The dire peals of Intel's Thursday-night bad news — that Q3 earnings would grow only 3 to 5 percent from the company's second-quarter numbers, and not the 6 to 8 percent growth once expected — have been reverberating westward across the globe since Thursday night and giving investors headaches all the way. Tokyo, Hong Kong, Frankfurt, London... and now back to Wall Street, where losses that had been piling up all night — to record volume for electronic-trading networks — came gushing out with the morning bell (NASDAQ falling 194 points in 13 minutes dramatic enough for you?). A very bad end to a lousy week.

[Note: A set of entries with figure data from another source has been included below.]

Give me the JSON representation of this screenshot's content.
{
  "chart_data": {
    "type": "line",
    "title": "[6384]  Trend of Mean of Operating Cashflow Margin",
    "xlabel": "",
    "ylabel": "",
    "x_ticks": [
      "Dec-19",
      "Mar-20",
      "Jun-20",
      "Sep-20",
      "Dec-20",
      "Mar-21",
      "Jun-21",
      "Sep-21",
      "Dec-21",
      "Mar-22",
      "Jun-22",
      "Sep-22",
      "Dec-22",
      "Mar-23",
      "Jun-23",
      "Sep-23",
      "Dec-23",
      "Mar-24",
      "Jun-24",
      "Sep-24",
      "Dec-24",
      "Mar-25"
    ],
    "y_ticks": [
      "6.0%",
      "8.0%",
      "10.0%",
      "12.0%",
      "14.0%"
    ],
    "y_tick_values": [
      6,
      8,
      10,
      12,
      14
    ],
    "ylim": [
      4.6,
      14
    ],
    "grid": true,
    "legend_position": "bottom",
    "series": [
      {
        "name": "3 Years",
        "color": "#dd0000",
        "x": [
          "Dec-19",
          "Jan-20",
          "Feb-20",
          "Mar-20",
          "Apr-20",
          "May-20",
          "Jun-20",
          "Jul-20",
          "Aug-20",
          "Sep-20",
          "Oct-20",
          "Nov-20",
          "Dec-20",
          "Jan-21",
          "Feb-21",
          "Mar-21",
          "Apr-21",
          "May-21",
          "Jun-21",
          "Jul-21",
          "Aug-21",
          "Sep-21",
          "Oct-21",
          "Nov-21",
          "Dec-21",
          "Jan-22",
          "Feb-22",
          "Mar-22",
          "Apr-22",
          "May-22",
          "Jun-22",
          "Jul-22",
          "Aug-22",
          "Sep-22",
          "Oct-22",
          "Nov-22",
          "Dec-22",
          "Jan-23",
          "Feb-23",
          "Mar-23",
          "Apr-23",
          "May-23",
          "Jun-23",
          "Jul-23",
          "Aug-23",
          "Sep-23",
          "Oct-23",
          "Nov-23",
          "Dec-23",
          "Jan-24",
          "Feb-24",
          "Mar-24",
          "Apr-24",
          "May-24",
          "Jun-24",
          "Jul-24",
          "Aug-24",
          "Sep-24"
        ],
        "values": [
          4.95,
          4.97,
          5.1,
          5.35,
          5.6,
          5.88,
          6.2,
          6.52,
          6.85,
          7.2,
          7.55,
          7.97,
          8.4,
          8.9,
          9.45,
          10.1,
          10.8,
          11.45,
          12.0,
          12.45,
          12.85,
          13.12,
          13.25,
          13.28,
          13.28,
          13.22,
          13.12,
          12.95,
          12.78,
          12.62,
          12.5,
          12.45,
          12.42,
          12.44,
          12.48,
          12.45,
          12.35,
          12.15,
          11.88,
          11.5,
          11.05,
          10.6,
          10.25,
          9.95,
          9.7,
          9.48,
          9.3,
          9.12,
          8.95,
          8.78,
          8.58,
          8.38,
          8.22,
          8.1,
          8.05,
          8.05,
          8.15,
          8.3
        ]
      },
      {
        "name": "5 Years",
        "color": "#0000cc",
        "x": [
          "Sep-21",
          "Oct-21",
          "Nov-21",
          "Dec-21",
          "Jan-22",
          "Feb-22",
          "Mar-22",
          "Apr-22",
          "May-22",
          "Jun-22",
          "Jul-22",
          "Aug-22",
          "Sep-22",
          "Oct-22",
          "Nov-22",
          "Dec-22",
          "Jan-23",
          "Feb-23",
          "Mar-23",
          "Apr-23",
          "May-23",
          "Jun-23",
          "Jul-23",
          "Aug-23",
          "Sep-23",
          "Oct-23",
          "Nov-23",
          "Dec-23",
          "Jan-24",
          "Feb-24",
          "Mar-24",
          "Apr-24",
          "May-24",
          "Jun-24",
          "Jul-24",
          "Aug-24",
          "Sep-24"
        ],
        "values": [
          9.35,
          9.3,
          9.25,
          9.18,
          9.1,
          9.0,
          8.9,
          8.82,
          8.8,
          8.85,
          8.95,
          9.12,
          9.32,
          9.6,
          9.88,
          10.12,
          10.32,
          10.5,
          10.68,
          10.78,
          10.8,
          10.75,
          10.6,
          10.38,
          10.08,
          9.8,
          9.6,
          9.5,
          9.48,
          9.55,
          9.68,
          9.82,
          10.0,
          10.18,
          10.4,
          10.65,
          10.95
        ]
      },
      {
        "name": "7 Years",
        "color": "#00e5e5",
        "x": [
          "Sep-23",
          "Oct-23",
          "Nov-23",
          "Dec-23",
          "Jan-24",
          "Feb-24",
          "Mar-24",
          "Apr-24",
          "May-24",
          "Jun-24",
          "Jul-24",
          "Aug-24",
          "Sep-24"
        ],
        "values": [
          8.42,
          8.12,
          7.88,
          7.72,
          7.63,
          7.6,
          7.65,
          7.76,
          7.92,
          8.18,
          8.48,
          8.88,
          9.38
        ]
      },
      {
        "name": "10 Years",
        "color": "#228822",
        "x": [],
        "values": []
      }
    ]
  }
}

Intel, see, is the bluest of the blue-chip tech stocks, considered the sector's best indicator of where the overall high-tech winds are blowing. It's a member of the Dow, NASDAQ and the S&P, which is the practical reason why Wall Street's trio of indexes all tanked on the news. But the spiritual malaise is just as contagious; Microsoft, Dell and Cisco all took overnight hits as well. Intel's announcement also comes early in a third-quarter earnings season that investors are nervous enough about already. Bad earnings news revives fears that Greenspan's soft landing may be a rocky one for corporations.

Then there's the culprits. Intel blamed sagging European demand — this to go with news that the European Central Bank is intervening on behalf of the euro, a real sign of desperation in E.U.-land — and the bane of both continents, rising oil prices.

Which brings us to Al Gore. If corporate earnings are indeed as flat this quarter as indicator Intel is indicating, the markets could be in for a nervous October. Uncertainty — over earnings, over oil prices, over the dollar, over Greenspan's landing and over the election itself — could keep the Dow in the dumps till November. And the Dow, as the New York Times was good enough to point out Friday, is 22-3 as an election prognosticator this century. Dow goes up in fall, economy looks good, incumbent wins. Dow goes down in fall, people worry, new guy wins.

But by mid-morning, the free-fall was leveling off. Selling Intel — down 13 points at 10:30 — in the middle of a bloodbath may be good business for the pros, but American investors are well schooled in the buy-and-hold. And they know that a brief run of bad sessions in September — or the one-time underperformance of a stock up 49 percent for the year when the news hit — do not an incumbent-ousting recession make. A few sprightly earnings numbers from the tech sector in October, and the current gloom could be a distant memory.

Which is not to say that somewhere deep inside, Al Gore isn't wondering if the government couldn't take a few million chips off Intel's hands, just to nip this thing in the bud.